Pendant la campagne présidentielle, vous vous êtes attaqué aux dirigeants de l’opposition qui auraient détourné des deniers publics, en évitant soigneusement d’en faire de même avec ceux du pouvoir. Parti pris ou manque de courage ?
Ni l’un ni l’autre ! Je pense que mes propos n’avaient pas fidèlement été relayés par les médias. J’ai reproché au pouvoir de n’avoir pas construit des écoles, des logements sociaux. Pourtant des budgets ont été votés pour ces chantiers…En gros j’ai fais des reproches à l’ensemble de la classe politique gabonaise, comme l’avais déjà fait le président Omar Bongo en 2007. Celui-ci avait déploré le fait que l’argent décaissé pour construire les routes, a été détourné par les uns et les autres. Et il s’avère aujourd’hui, que les un et les autres sont aussi bien dans l’opposition que la majorité. Je me suis donc insurgé contre la même classe politique qui a mis le pays à terre, et qui continue à le piller.
Il y a quelques jours, Hervé Opiangah, un des plus proches collaborateurs du chef de l’Etat, a indexé certaines personnalités du camp présidentiel comme de grands détourneurs de la République. Vous n’avez toujours rien dit à ce sujet. Ne pensez-vous pas que ces cas qui cachent un phénomène beaucoup plus vaste, doivent donner lieu à une enquête approfondie ?
Je tiens avant tout à féliciter Hervé Opiangah. Je le connais courageux et j’imagine que sa démarche n’est pas fortuite : c’est quelqu’un qui pèse ses mots. Il a cité nommément certains responsables, même si je pense que cette liste aurait pu être allongée. C’est pour ce genre de choses que je milite pour la commission «Vérité et Réconciliation». Voici des dossiers qui doivent être traités dans cette commission, au sein de laquelle pourraient être prises un certain nombre de mesures à l’endroit de fossoyeur de la République, reconnu comme tels.
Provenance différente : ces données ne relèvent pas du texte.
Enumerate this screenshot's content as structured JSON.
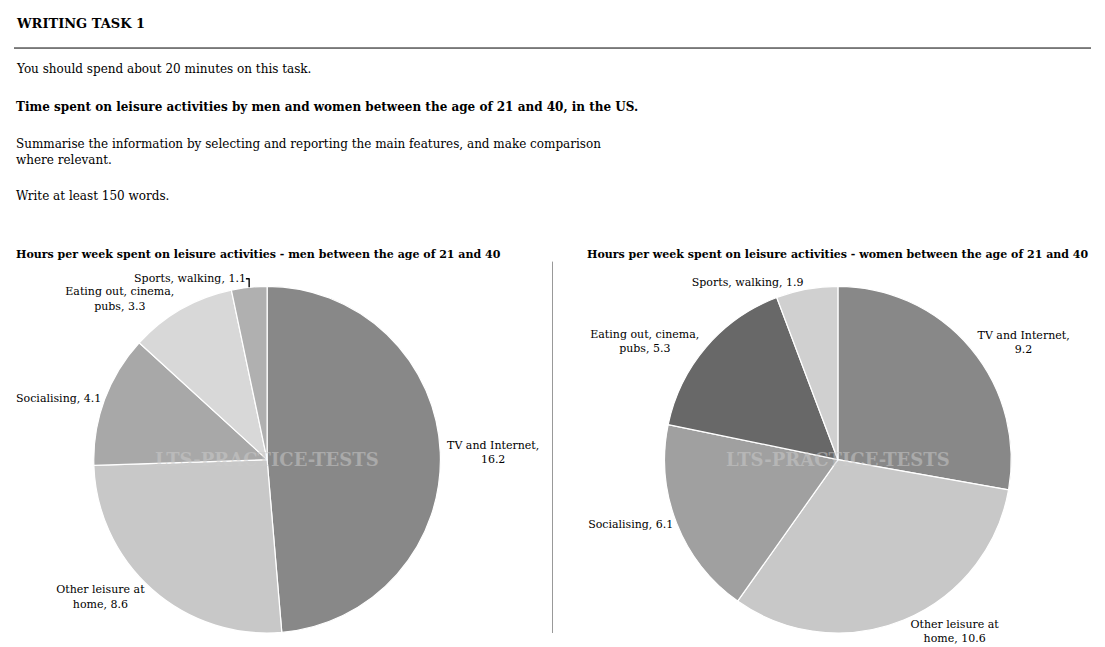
{
  "title": "WRITING TASK 1",
  "subtitle": [
    "You should spend about 20 minutes on this task.",
    "Time spent on leisure activities by men and women between the age of 21 and 40, in the US.",
    "Summarise the information by selecting and reporting the main features, and make comparison\nwhere relevant.",
    "Write at least 150 words."
  ],
  "chart_data": [
    {
      "type": "pie",
      "title": "Hours per week spent on leisure activities - men between the age of 21 and 40",
      "categories": [
        "TV and Internet,\n16.2",
        "Other leisure at\nhome, 8.6",
        "Socialising, 4.1",
        "Eating out, cinema,\npubs, 3.3",
        "Sports, walking, 1.1"
      ],
      "values": [
        16.2,
        8.6,
        4.1,
        3.3,
        1.1
      ],
      "colors": [
        "#888888",
        "#c8c8c8",
        "#a8a8a8",
        "#d8d8d8",
        "#b0b0b0"
      ],
      "annotations": [
        "LTS-PRACTICE-TESTS"
      ]
    },
    {
      "type": "pie",
      "title": "Hours per week spent on leisure activities - women between the age of 21 and 40",
      "categories": [
        "TV and Internet,\n9.2",
        "Other leisure at\nhome, 10.6",
        "Socialising, 6.1",
        "Eating out, cinema,\npubs, 5.3",
        "Sports, walking, 1.9"
      ],
      "values": [
        9.2,
        10.6,
        6.1,
        5.3,
        1.9
      ],
      "colors": [
        "#888888",
        "#c8c8c8",
        "#a0a0a0",
        "#686868",
        "#d0d0d0"
      ],
      "annotations": [
        "LTS-PRACTICE-TESTS"
      ]
    }
  ]
}
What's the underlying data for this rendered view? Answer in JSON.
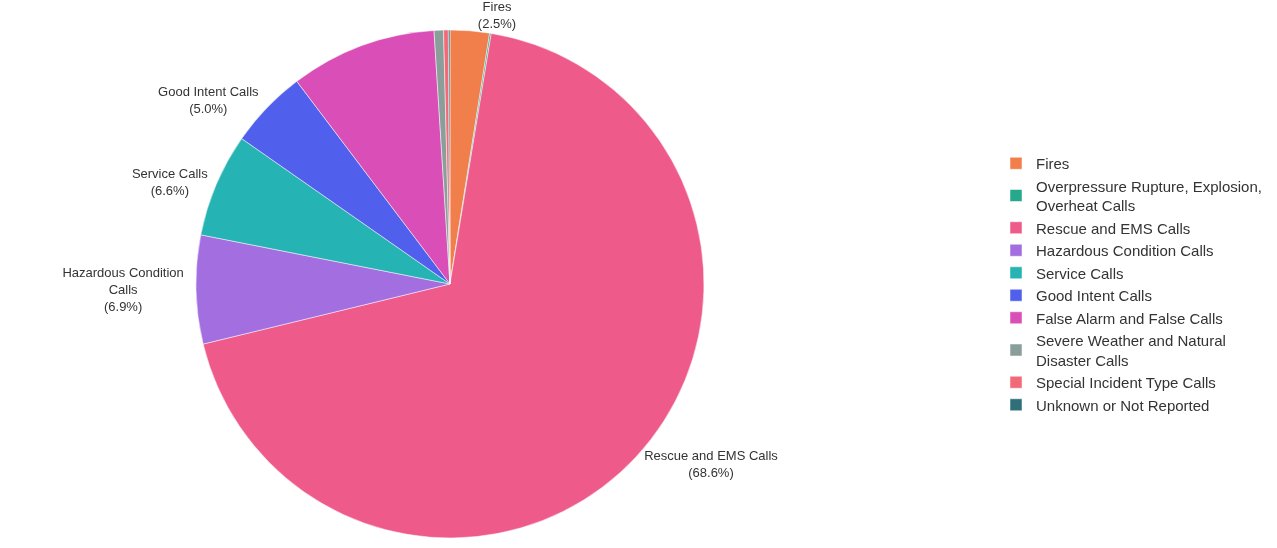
{
  "chart_data": {
    "type": "pie",
    "categories": [
      "Fires",
      "Overpressure Rupture, Explosion, Overheat Calls",
      "Rescue and EMS Calls",
      "Hazardous Condition Calls",
      "Service Calls",
      "Good Intent Calls",
      "False Alarm and False Calls",
      "Severe Weather and Natural Disaster Calls",
      "Special Incident Type Calls",
      "Unknown or Not Reported"
    ],
    "values": [
      2.5,
      0.1,
      68.6,
      6.9,
      6.6,
      5.0,
      9.3,
      0.6,
      0.3,
      0.1
    ],
    "value_labels": [
      "(2.5%)",
      null,
      "(68.6%)",
      "(6.9%)",
      "(6.6%)",
      "(5.0%)",
      null,
      null,
      null,
      null
    ],
    "colors": [
      "#f07f4b",
      "#26a88a",
      "#ee5a8a",
      "#a36ee0",
      "#26b3b3",
      "#5060ec",
      "#d94fb7",
      "#8a9e9a",
      "#f06a78",
      "#2f6f7a"
    ],
    "legend": "right"
  }
}
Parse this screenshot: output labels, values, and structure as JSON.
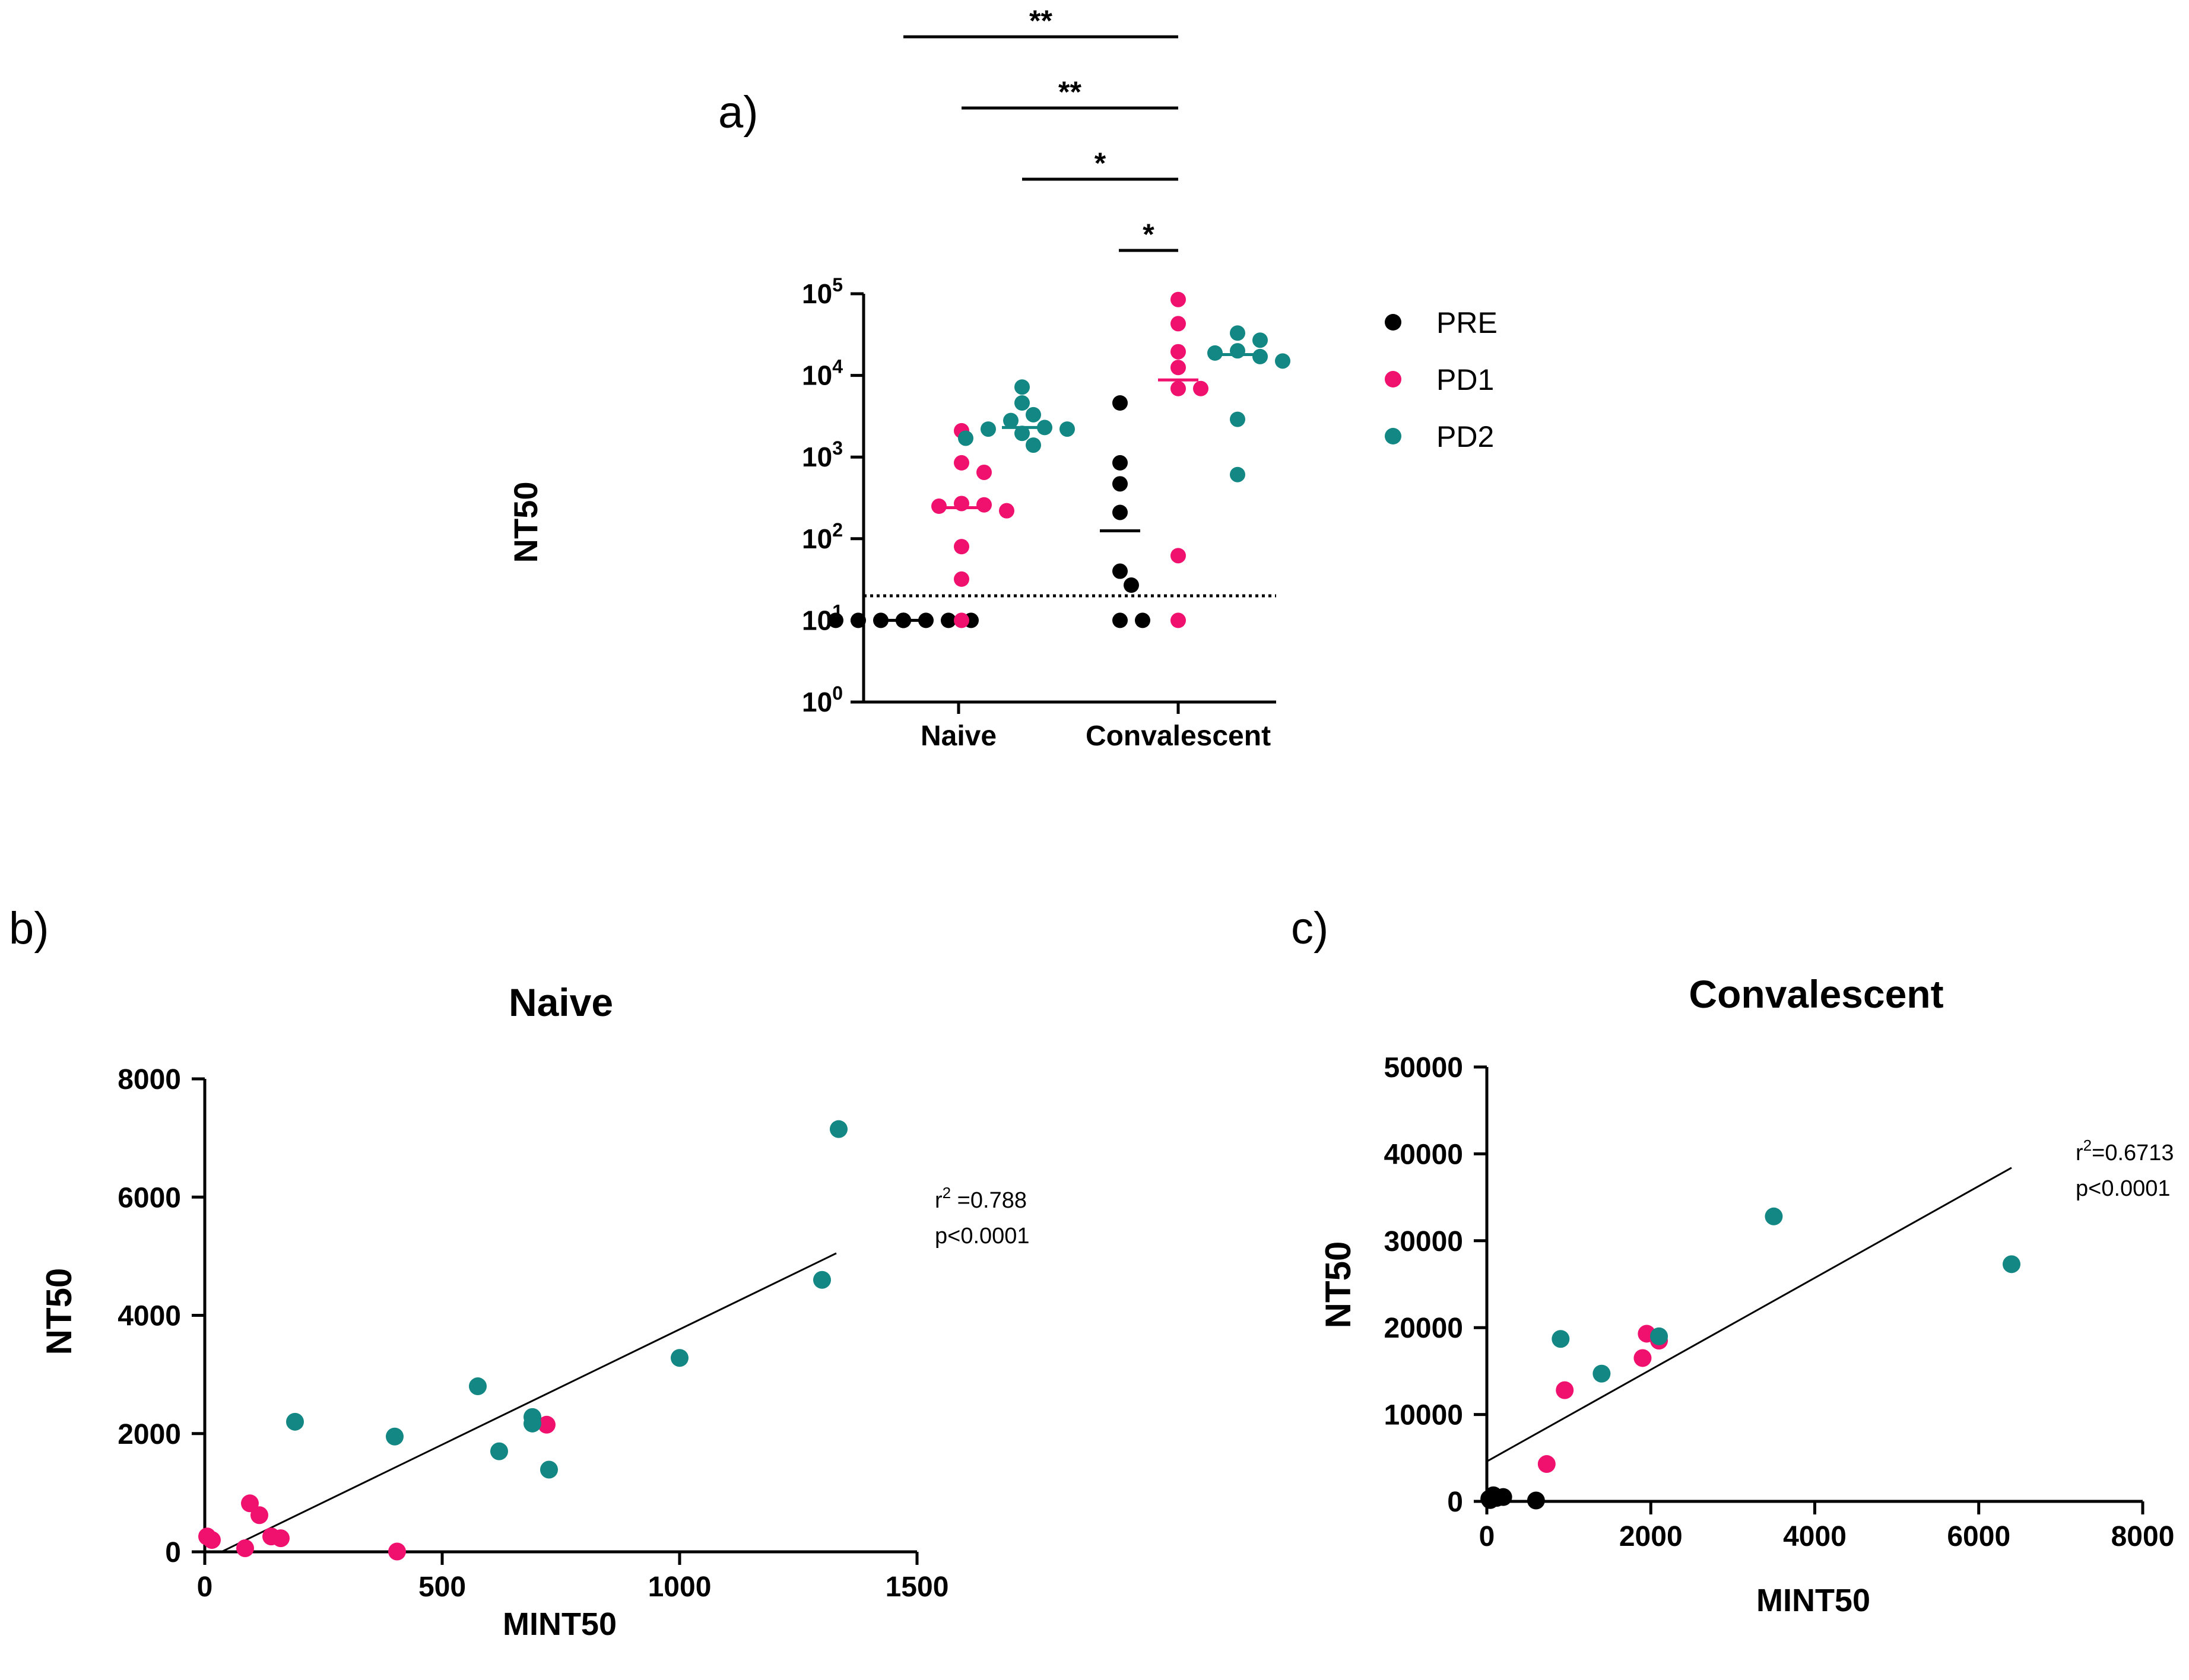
{
  "colors": {
    "PRE": "#000000",
    "PD1": "#f0116e",
    "PD2": "#138783"
  },
  "panels": {
    "a": {
      "label": "a)"
    },
    "b": {
      "label": "b)"
    },
    "c": {
      "label": "c)"
    }
  },
  "chart_data": [
    {
      "id": "a",
      "type": "scatter",
      "ylabel": "NT50",
      "yscale": "log",
      "ylim": [
        1,
        100000
      ],
      "yticks": [
        {
          "base": "10",
          "exp": "0"
        },
        {
          "base": "10",
          "exp": "1"
        },
        {
          "base": "10",
          "exp": "2"
        },
        {
          "base": "10",
          "exp": "3"
        },
        {
          "base": "10",
          "exp": "4"
        },
        {
          "base": "10",
          "exp": "5"
        }
      ],
      "categories": [
        "Naive",
        "Convalescent"
      ],
      "detection_limit": 20,
      "legend_position": "right",
      "legend": [
        "PRE",
        "PD1",
        "PD2"
      ],
      "significance": [
        {
          "label": "**",
          "from": "Naive PD1",
          "to": "Convalescent PD1"
        },
        {
          "label": "**",
          "from": "Naive PD2",
          "to": "Convalescent PD1"
        },
        {
          "label": "*",
          "from": "Naive PD2 (right)",
          "to": "Convalescent PD1"
        },
        {
          "label": "*",
          "from": "Convalescent PRE",
          "to": "Convalescent PD1"
        }
      ],
      "groups": [
        {
          "category": "Naive",
          "series": "PRE",
          "median": 10,
          "values": [
            10,
            10,
            10,
            10,
            10,
            10,
            10,
            10,
            10,
            10
          ]
        },
        {
          "category": "Naive",
          "series": "PD1",
          "median": 240,
          "values": [
            2100,
            850,
            650,
            270,
            260,
            250,
            220,
            80,
            32,
            10
          ]
        },
        {
          "category": "Naive",
          "series": "PD2",
          "median": 2300,
          "values": [
            7200,
            4600,
            3300,
            2800,
            2300,
            2200,
            2200,
            1950,
            1700,
            1400
          ]
        },
        {
          "category": "Convalescent",
          "series": "PRE",
          "median": 125,
          "values": [
            4600,
            850,
            470,
            210,
            40,
            27,
            10,
            10
          ]
        },
        {
          "category": "Convalescent",
          "series": "PD1",
          "median": 8800,
          "values": [
            85000,
            43000,
            19500,
            12500,
            6900,
            6900,
            62,
            10
          ]
        },
        {
          "category": "Convalescent",
          "series": "PD2",
          "median": 18000,
          "values": [
            33000,
            27000,
            20000,
            18800,
            17000,
            15000,
            2900,
            610
          ]
        }
      ]
    },
    {
      "id": "b",
      "type": "scatter",
      "title": "Naive",
      "xlabel": "MINT50",
      "ylabel": "NT50",
      "xlim": [
        0,
        1500
      ],
      "ylim": [
        0,
        8000
      ],
      "xticks": [
        0,
        500,
        1000,
        1500
      ],
      "yticks": [
        0,
        2000,
        4000,
        6000,
        8000
      ],
      "annotation": {
        "r_prefix": "r",
        "r_sup": "2",
        "r_value": " =0.788",
        "p": "p<0.0001"
      },
      "regression": {
        "x": [
          35,
          1330
        ],
        "y": [
          0,
          5050
        ]
      },
      "series": [
        {
          "name": "PD1",
          "points": [
            [
              5,
              260
            ],
            [
              15,
              200
            ],
            [
              95,
              820
            ],
            [
              115,
              620
            ],
            [
              140,
              260
            ],
            [
              160,
              230
            ],
            [
              85,
              60
            ],
            [
              720,
              2150
            ],
            [
              405,
              5
            ]
          ]
        },
        {
          "name": "PD2",
          "points": [
            [
              1335,
              7150
            ],
            [
              1300,
              4600
            ],
            [
              1000,
              3280
            ],
            [
              575,
              2800
            ],
            [
              690,
              2280
            ],
            [
              690,
              2170
            ],
            [
              190,
              2200
            ],
            [
              400,
              1950
            ],
            [
              620,
              1700
            ],
            [
              725,
              1390
            ]
          ]
        }
      ]
    },
    {
      "id": "c",
      "type": "scatter",
      "title": "Convalescent",
      "xlabel": "MINT50",
      "ylabel": "NT50",
      "xlim": [
        0,
        8000
      ],
      "ylim": [
        0,
        50000
      ],
      "xticks": [
        0,
        2000,
        4000,
        6000,
        8000
      ],
      "yticks": [
        0,
        10000,
        20000,
        30000,
        40000,
        50000
      ],
      "annotation": {
        "r_prefix": "r",
        "r_sup": "2",
        "r_value": "=0.6713",
        "p": "p<0.0001"
      },
      "regression": {
        "x": [
          0,
          6400
        ],
        "y": [
          4600,
          38400
        ]
      },
      "series": [
        {
          "name": "PRE",
          "points": [
            [
              30,
              300
            ],
            [
              80,
              700
            ],
            [
              120,
              400
            ],
            [
              200,
              500
            ],
            [
              600,
              100
            ],
            [
              40,
              150
            ]
          ]
        },
        {
          "name": "PD1",
          "points": [
            [
              730,
              4300
            ],
            [
              950,
              12800
            ],
            [
              1900,
              16500
            ],
            [
              1950,
              19300
            ],
            [
              2100,
              18500
            ]
          ]
        },
        {
          "name": "PD2",
          "points": [
            [
              900,
              18700
            ],
            [
              1400,
              14700
            ],
            [
              2100,
              19000
            ],
            [
              3500,
              32800
            ],
            [
              6400,
              27300
            ]
          ]
        }
      ]
    }
  ]
}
Dans ce sens, ladite commission devrait avoir tous les moyens nécessaires pour enquêter sereinement sur les dossiers qui seraient déposés sur sa table. Les Gabonais ont le droit de savoir ce qui a été fait avec l’argent du contribuable, sur les 40 dernières années au moins : c’est très important ! Et je pense sincèrement que cette commission pourrait marquer le début de la fin de l’impunité et le début d’une meilleure gouvernance dans notre pays.
Si les cas de malversations évoqués par Hervé Opiangah sont avérés, quel crédit accorder à l’exécutif en matière de gouvernance ?
La mal gouvernance n’incombe pas uniquement à l’exécutif actuel. Omar Bongo avait déjà fait le point en 2007 et six ans plus tard, en 2013, Ali Bongo est longuement revenu sur ses maux liés à la gestion et ayant la peau dure au Gabon. La gangrène est très répandue et ce, depuis plusieurs années. C’est pour cette raison que je n’indexe pas l’exécutif, mais l’ensemble du système avec lequel il faut rompre. Et aujourd’hui, pour atteindre cette horizon, la commission «Vérité et Réconciliation» apparaît comme un moyen crédible de mettre un terme à ces dérives nous empêchant d’aspirer au développement.